Makes 9 cookies
● 4.4oz honey
● 3.5oz sugar
● 7.9oz flour
● 2.6oz butter, room temperature
● 1 egg
● 1/2 tsp vanilla
● 1/2 tsp salt
● 1/2 tsp baking soda
● 1.8oz white chocolate drops
● 7.8oz dried apricots, chopped
-
Add honey, sugar, butter and vanilla to a large bowl. Beat with an electric mixer for 1 minute until smooth. Add egg and continue beating for 2-3 minutes until light and creamy.
-
Mix dry ingredients together in a medium bowl. Add to the whipped butter mix and stir to combine, then fold through white chocolate and dried apricots.
-
Line a large plate with baking paper.
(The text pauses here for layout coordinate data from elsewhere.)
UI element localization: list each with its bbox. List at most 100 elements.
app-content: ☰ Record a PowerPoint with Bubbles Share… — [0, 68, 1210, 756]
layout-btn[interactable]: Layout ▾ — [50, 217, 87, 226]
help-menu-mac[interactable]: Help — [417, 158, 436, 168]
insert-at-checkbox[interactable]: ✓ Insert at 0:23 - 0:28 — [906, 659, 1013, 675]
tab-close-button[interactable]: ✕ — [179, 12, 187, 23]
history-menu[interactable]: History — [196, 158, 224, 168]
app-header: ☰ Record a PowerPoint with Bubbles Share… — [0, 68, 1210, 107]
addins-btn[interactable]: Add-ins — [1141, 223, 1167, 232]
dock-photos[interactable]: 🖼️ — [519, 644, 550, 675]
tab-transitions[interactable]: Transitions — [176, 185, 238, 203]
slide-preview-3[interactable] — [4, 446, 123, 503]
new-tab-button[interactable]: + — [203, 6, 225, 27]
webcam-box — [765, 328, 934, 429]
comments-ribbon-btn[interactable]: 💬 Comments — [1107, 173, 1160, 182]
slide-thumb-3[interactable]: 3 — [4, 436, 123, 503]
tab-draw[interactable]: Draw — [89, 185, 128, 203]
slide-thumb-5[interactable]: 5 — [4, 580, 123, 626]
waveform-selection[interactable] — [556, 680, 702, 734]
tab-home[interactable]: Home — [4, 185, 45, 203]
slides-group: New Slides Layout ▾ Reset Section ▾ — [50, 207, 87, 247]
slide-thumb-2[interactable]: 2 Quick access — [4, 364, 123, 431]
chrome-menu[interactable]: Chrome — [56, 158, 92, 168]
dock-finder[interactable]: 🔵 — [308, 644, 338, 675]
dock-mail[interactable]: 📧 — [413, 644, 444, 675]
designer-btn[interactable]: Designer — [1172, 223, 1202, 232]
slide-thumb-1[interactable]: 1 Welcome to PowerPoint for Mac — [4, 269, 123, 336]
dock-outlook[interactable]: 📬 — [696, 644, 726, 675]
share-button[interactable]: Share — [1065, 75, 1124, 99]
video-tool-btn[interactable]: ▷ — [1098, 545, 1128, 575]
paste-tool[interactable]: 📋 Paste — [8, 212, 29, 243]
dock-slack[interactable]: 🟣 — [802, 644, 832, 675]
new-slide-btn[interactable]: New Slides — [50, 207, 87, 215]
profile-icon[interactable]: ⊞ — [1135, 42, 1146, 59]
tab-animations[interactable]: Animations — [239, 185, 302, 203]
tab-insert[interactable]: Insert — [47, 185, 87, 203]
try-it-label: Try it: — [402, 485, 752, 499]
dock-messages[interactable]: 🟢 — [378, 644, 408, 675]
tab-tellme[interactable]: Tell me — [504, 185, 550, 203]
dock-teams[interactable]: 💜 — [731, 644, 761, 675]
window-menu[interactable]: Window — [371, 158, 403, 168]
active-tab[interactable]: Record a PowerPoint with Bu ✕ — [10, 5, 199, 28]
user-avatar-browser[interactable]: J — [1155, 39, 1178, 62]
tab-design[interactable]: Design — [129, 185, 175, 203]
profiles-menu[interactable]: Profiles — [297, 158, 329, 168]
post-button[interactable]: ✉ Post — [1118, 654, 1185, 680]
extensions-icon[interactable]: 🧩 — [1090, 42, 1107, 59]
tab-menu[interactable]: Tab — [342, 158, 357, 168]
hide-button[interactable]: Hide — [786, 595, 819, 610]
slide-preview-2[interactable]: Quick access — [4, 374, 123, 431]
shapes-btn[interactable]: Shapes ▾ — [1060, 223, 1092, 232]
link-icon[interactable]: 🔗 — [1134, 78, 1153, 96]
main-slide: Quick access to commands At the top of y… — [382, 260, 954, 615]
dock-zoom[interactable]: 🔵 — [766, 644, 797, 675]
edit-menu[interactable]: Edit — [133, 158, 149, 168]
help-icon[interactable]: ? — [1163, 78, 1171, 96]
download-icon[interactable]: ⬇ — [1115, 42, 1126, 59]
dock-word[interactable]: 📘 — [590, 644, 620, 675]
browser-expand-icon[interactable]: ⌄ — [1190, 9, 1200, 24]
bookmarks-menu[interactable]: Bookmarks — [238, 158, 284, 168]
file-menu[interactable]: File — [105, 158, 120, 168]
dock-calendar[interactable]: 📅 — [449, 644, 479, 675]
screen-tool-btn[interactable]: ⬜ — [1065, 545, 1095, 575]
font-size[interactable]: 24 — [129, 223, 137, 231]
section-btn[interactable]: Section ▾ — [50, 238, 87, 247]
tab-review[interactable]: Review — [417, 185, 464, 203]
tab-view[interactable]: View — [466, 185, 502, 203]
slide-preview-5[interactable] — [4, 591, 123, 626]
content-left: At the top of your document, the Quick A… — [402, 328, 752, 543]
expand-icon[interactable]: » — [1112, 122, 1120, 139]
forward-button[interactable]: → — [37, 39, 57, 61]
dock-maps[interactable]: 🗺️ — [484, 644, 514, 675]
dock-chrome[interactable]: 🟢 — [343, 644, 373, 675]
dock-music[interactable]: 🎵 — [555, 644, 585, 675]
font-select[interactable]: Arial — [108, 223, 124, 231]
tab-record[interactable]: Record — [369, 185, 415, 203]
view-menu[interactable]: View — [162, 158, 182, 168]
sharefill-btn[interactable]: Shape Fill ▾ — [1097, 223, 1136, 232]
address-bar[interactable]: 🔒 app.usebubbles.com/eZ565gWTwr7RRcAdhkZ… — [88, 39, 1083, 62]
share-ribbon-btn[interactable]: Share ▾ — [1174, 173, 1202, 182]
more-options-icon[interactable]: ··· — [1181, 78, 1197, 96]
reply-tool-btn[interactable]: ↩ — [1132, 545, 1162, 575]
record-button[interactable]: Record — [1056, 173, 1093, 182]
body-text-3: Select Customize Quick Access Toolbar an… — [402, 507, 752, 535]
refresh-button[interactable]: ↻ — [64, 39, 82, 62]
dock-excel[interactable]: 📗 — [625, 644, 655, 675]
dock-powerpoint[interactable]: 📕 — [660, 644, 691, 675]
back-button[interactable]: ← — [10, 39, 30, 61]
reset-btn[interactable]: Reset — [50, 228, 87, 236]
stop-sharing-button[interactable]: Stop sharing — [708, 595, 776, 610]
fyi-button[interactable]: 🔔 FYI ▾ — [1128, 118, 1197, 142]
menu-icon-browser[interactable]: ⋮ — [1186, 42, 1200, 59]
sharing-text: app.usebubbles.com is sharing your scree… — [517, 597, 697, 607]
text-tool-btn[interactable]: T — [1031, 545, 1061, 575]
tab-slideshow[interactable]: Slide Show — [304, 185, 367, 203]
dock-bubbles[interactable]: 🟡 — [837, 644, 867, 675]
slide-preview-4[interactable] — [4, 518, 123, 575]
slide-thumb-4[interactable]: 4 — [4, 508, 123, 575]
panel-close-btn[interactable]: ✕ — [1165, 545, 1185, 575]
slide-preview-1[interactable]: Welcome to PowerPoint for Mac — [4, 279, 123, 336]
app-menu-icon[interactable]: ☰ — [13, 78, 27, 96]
Roll cookie dough into balls using lightly greased hands, transfer to your prepared plate and freeze for 30 minutes.
-
Preheat oven to 320°F. Line 2 large baking trays with baking paper.
-
Arrange the cookie dough balls on your prepared baking trays, giving them plenty of room to spread. Bake for 15 minutes, until golden, cooked through and soft to the touch.
-
Transfer cookies to a cooling rack. Enjoy fresh from the oven, or at room temperature.